Scope – Audio-visual machine perception & interaction for robots

In short

Enabling socially-aware robot behavior for interactions with humans. Emphasis on unsupervised and weakly supervised learning with audio-visual data, Bayesian inference, deep learning, and reinforcement learning. Challenging proof-of-concept demonstrators.

Scientific objectives and context

Develop robots that explore populated spaces, understand human behavior, engage multimodal dialog with several users, etc. These tasks require audio and visual cues (e.g. clean speech signals, eye-gaze, head-gaze, facial expressions, lip movements, head movements, hand and body gestures) to be robustly retrieved from the raw sensor data. These features cannot be reliably extracted with a static robot that listens, looks and communicates with people from a distance, because of acoustic reverberation and noise, overlapping audio sources, bad lighting, limited image resolution, narrow camera field of view, visual occlusions, etc. We will investigate audio and visual perception and communication, e.g. face-to-face dialog: the robot should learn how to collect clean data (e.g. frontal faces, signals with high speech-to-noise ratios) and how to react appropriately to human verbal and non-verbal solicitations. We plan to demonstrate these skills with a companion robot that assists and entertains the elderly in healthcare facilities.

Research directions

We propose to investigate the coupling between dynamic Bayesian networks (DBNs) and deep neural networks (DNNs). The rationale is to combine the flexibility of DBNs to model complex variable dependencies, with the ability of DNNs to learn goal- and data-driven representations. Nevertheless, DBNs with heterogeneous (continuous and discrete) latent variables and with intermittently available observed variables (possibly living in different mathematical spaces) are computationally intractable. We therefore plan to primarily investigate variational approximations of DBNs and to thoroughly study tractable and time-efficient solvers for the joint estimation of DBN parameters and of DNN weights. Data-driven robot behaviors and human-robot interactions (HRIs) will be learned online in the framework of deep reinforcement learning (DRL). The task of learning optimal decisions based on sequences of observations, actions and rewards and in the presence of complex latent spaces, is far from being trivial, and it requires very large annotated datasets. As human annotation is seemingly infeasible for online HRI, we plan to develop learning from simulated interactions based on data generation methods.

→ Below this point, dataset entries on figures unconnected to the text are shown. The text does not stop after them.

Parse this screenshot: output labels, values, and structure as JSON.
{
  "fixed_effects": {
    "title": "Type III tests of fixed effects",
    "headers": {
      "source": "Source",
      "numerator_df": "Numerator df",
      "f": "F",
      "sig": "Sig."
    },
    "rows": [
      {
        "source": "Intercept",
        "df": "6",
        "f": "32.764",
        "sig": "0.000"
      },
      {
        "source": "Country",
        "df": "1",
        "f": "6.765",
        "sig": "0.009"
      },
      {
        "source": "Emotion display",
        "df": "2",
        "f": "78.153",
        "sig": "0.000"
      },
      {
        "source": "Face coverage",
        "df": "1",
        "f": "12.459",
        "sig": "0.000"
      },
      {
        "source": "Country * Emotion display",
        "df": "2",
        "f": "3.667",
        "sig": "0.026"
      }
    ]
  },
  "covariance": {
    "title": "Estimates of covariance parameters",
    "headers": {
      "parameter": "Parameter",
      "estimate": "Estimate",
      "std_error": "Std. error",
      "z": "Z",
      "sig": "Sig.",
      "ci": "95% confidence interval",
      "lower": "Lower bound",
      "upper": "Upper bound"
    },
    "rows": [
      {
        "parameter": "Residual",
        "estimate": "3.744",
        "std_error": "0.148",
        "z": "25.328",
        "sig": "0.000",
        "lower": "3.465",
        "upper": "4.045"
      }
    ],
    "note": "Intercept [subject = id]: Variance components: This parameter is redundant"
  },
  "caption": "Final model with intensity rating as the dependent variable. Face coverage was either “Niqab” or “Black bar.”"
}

Motivation and expected impact

We propose to go well beyond state-of-the-art human-machine communication techniques that use hand-held, hands-free, or table-top devices and that assume single-source speech signals and close-range frontal views of people. To date, these techniques are unable to address challenging perception and interaction problems, e.g. with who, when, where, and how should the robot hold a conversation? The coupling between high-level decision taking, based on DBNs, DNNs, and DRL, and low-level sensor-based robot control, using audio and visual feedbacks, is completely novel.